FilmStack Inspiration Challenge #147: However Vast The Darkness...
…We must supply our own light.”
It’s a Kubrick quote from a Playboy interview, and it means so much to me that I have it tattooed on my body.
The line comes at the end of a larger quote: “The most terrifying fact of the universe is not that it is hostile but that it is indifferent; but if we can come to terms with this indifference and accept the challenges of life within the boundaries of death — however mutable man may be able to make them — our existence as a species can have genuine meaning and fulfillment.”
I feel you could easily sub ‘Hollywood’ for ‘universe’ and the quote would hit especially hard for creatives. But here we are, coming to terms with that indifference, giving it the finger, and making meaning of our own through our chosen work.
Here are a five things that have been inspiring me while I tackle a few projects lately. Two are brand new, two I’ve returned to multiple times, and one is a failsafe for when I’ve got no juice in the tank.
NEW:
1. Pretty much every shot in Bugonia… But especially the exteriors.
There are a few examples in this trailer…
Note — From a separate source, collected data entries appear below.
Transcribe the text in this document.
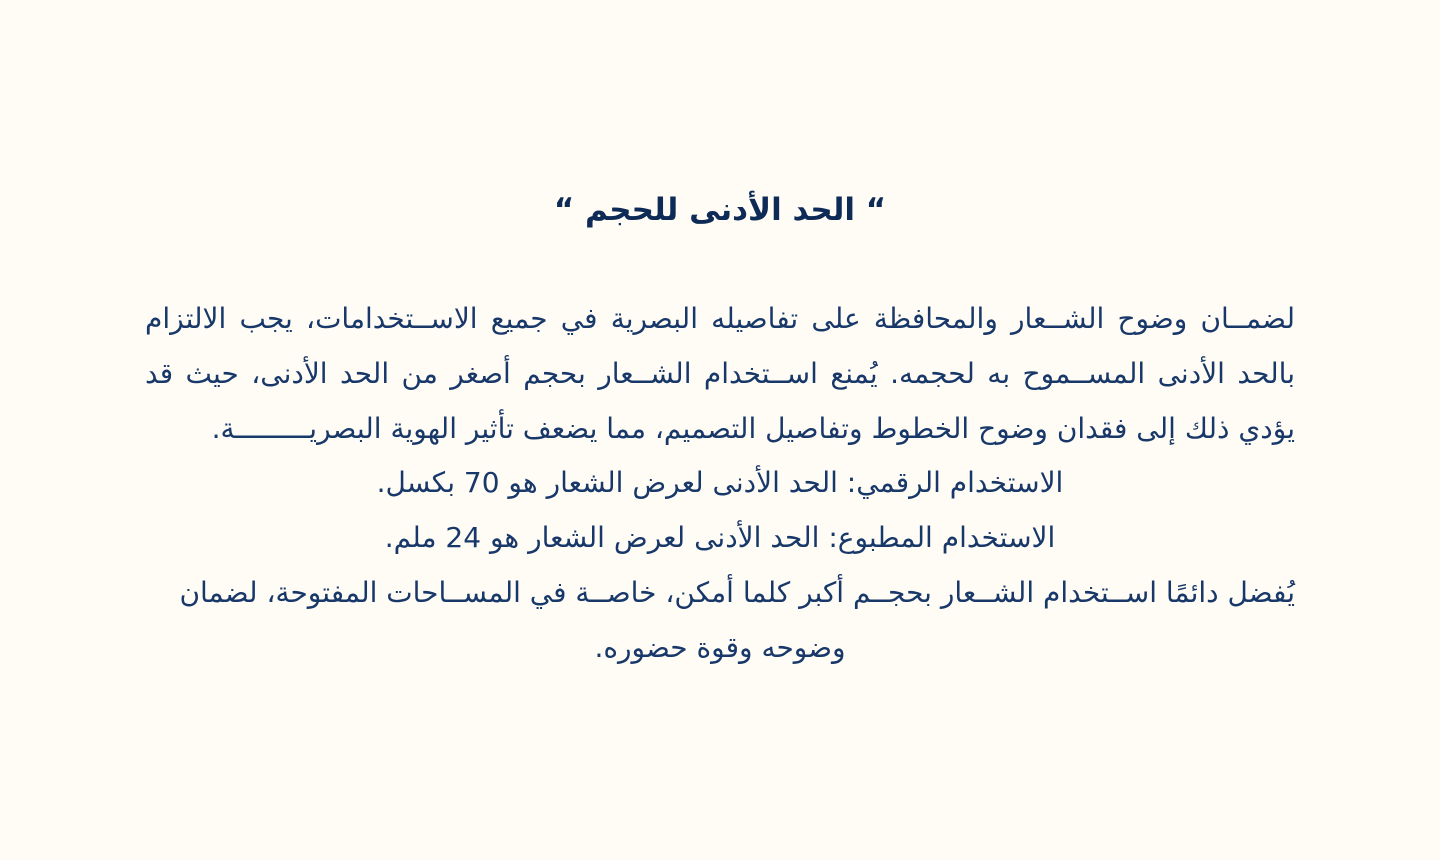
“ الحد الأدنى للحجم “

لضمــان وضوح الشــعار والمحافظة على تفاصيله البصرية في جميع الاســتخدامات، يجب الالتزام بالحد الأدنى المســموح به لحجمه. يُمنع اســتخدام الشــعار بحجم أصغر من الحد الأدنى، حيث قد يؤدي ذلك إلى فقدان وضوح الخطوط وتفاصيل التصميم، مما يضعف تأثير الهوية البصريـــــــــة.

الاستخدام الرقمي: الحد الأدنى لعرض الشعار هو 70 بكسل.

الاستخدام المطبوع: الحد الأدنى لعرض الشعار هو 24 ملم.

يُفضل دائمًا اســتخدام الشــعار بحجــم أكبر كلما أمكن، خاصــة في المســاحات المفتوحة، لضمان

وضوحه وقوة حضوره.
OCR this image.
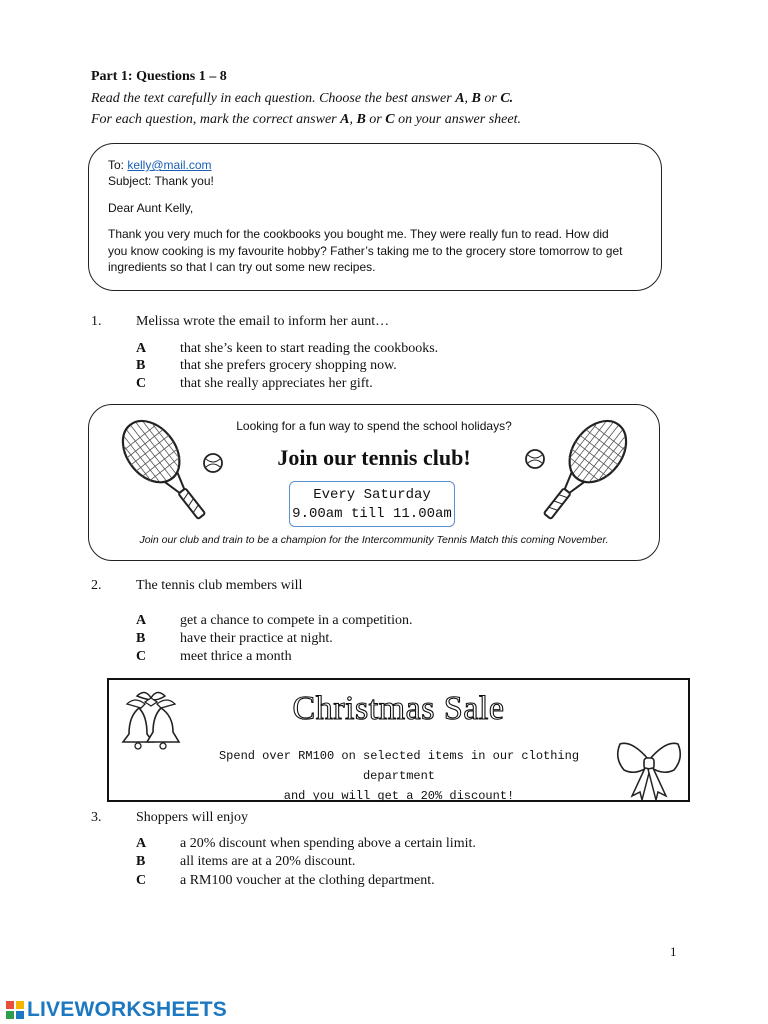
Part 1: Questions 1 – 8
Read the text carefully in each question. Choose the best answer A, B or C.
For each question, mark the correct answer A, B or C on your answer sheet.
To: kelly@mail.com
Subject: Thank you!
Dear Aunt Kelly,
Thank you very much for the cookbooks you bought me. They were really fun to read. How did
you know cooking is my favourite hobby? Father’s taking me to the grocery store tomorrow to get
ingredients so that I can try out some new recipes.
1. Melissa wrote the email to inform her aunt…
A that she’s keen to start reading the cookbooks.
B that she prefers grocery shopping now.
C that she really appreciates her gift.
Looking for a fun way to spend the school holidays?
Join our tennis club!
Every Saturday
9.00am till 11.00am
Join our club and train to be a champion for the Intercommunity Tennis Match this coming November.
2. The tennis club members will
A get a chance to compete in a competition.
B have their practice at night.
C meet thrice a month
Christmas Sale
Spend over RM100 on selected items in our clothing department
and you will get a 20% discount!
3. Shoppers will enjoy
A a 20% discount when spending above a certain limit.
B all items are at a 20% discount.
C a RM100 voucher at the clothing department.
1
LIVEWORKSHEETS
But that 3:2 aspect ratio hits. Especially for the story they’re telling. Jesse Plemons is out here accusing Emma Stone of being an alien, and when they’re out under the open sky, it looms above them. It soars. The actors aren’t just present in the space, they’re dwarfed by it. I always found myself looking up. For me, it’s a perfect visual reinforcement of the central conflict.
Seeing this knocked something loose in my brain, and I will 100% be utilizing techniques like this as I move from writing to directing.
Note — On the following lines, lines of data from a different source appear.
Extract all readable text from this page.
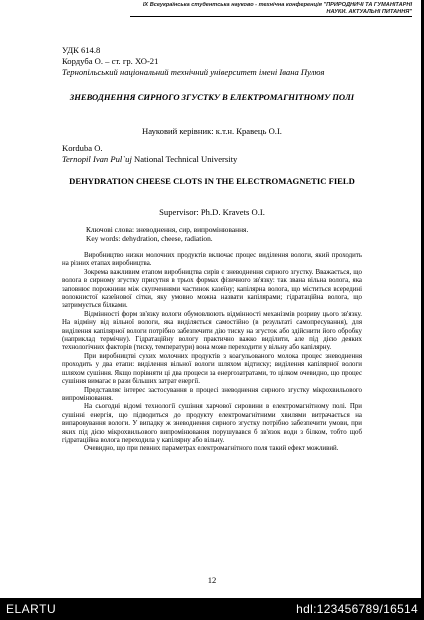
IX Всеукраїнська студентська науково - технічна конференція "ПРИРОДНИЧІ ТА ГУМАНІТАРНІ НАУКИ. АКТУАЛЬНІ ПИТАННЯ"
УДК 614.8
Кордуба О. – ст. гр. ХО-21
Тернопільський національний технічний університет імені Івана Пулюя
ЗНЕВОДНЕННЯ СИРНОГО ЗГУСТКУ В ЕЛЕКТРОМАГНІТНОМУ ПОЛІ
Науковий керівник: к.т.н. Кравець О.І.
Korduba O.
Ternopil Ivan Pul`uj National Technical University
DEHYDRATION CHEESE CLOTS IN THE ELECTROMAGNETIC FIELD
Supervisor: Ph.D. Kravets O.I.
Ключові слова: зневоднення, сир, випромінювання.
Key words: dehydration, cheese, radiation.

Виробництво низки молочних продуктів включає процес виділення вологи, який проходить на різних етапах виробництва.

Зокрема важливим етапом виробництва сирів є зневоднення сирного згустку. Вважається, що волога в сирному згустку присутня в трьох формах фізичного зв'язку: так звана вільна волога, яка заповнює порожнини між скупченнями частинок казеїну; капілярна волога, що міститься всередині волокнистої казеїнової сітки, яку умовно можна назвати капілярами; гідратаційна волога, що затримується білками.

Відмінності форм зв'язку вологи обумовлюють відмінності механізмів розриву цього зв'язку. На відміну від вільної вологи, яка виділяється самостійно (в результаті самопресування), для виділення капілярної вологи потрібно забезпечити дію тиску на згусток або здійснити його обробку (наприклад термічну). Гідратаційну вологу практично важко виділити, але під дією деяких технологічних факторів (тиску, температури) вона може переходити у вільну або капілярну.

При виробництві сухих молочних продуктів з коагульованого молока процес зневоднення проходить у два етапи: виділення вільної вологи шляхом відтиску; виділення капілярної вологи шляхом сушіння. Якщо порівняти ці два процеси за енергозатратами, то цілком очевидно, що процес сушіння вимагає в рази більших затрат енергії.

Представляє інтерес застосування в процесі зневоднення сирного згустку мікрохвильового випромінювання.

На сьогодні відомі технології сушіння харчової сировини в електромагнітному полі. При сушінні енергія, що підводиться до продукту електромагнітними хвилями витрачається на випаровування вологи. У випадку ж зневоднення сирного згустку потрібно забезпечити умови, при яких під дією мікрохвильового випромінювання порушувався б зв'язок води з білком, тобто щоб гідратаційна волога переходила у капілярну або вільну.

Очевидно, що при певних параметрах електромагнітного поля такий ефект можливий.

12
ELARTU	hdl:123456789/16514
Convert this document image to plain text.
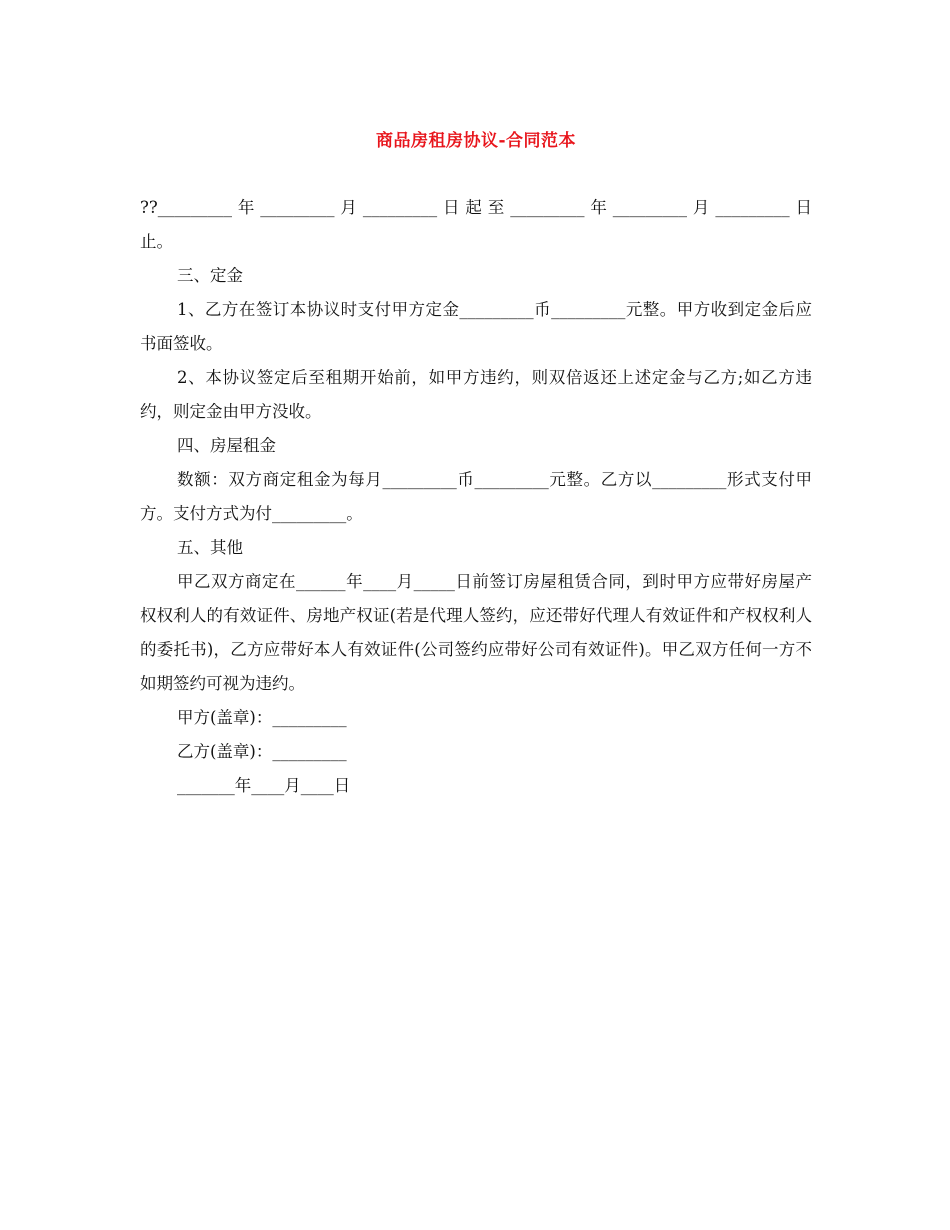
商品房租房协议-合同范本

??_________年_________月_________日起至_________年_________月_________日

止。

三、定金

1、乙方在签订本协议时支付甲方定金_________币_________元整。甲方收到定金后应书面签收。

2、本协议签定后至租期开始前，如甲方违约，则双倍返还上述定金与乙方;如乙方违约，则定金由甲方没收。

四、房屋租金

数额：双方商定租金为每月_________币_________元整。乙方以_________形式支付甲方。支付方式为付_________。

五、其他

甲乙双方商定在______年____月_____日前签订房屋租赁合同，到时甲方应带好房屋产权权利人的有效证件、房地产权证(若是代理人签约，应还带好代理人有效证件和产权权利人的委托书)，乙方应带好本人有效证件(公司签约应带好公司有效证件)。甲乙双方任何一方不如期签约可视为违约。

甲方(盖章)：_________

乙方(盖章)：_________

_______年____月____日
2. Theodora Taylor’s Universal Fantasies aka Butter.
I listen to a lot of podcasts while I’m cooking and cleaning, and stumbled across Theodora while tackling a particularly harrowing closet clean-out.
She’s a romance author who was frustrated not by her failures but by her successes, worried that she wouldn’t be able to replicate what made a book hit because she didn’t know why it hit. In an effort to understand, she unearthed a concept she’s coined Universal Fantasy - the reasons why we love the stories we love. Not tropes, mind you, but what makes those tropes delicious.
She calls it butter. I like it. She gets into it here (and on a number of other podcasts, should you choose to do a deep-dive):
It’s inspired me to make sure my work’s got butter, and I don’t mean just a few dollops. I mean, does every scene compel the reader (and hopefully, eventually, the audience) to invest in my story? Am I delivering on the promise of my premise, and not in a casual way? Do I have you in a chokehold? If the answer is no, I gotta toss in some more butter. Make. That. Shit. Delicious.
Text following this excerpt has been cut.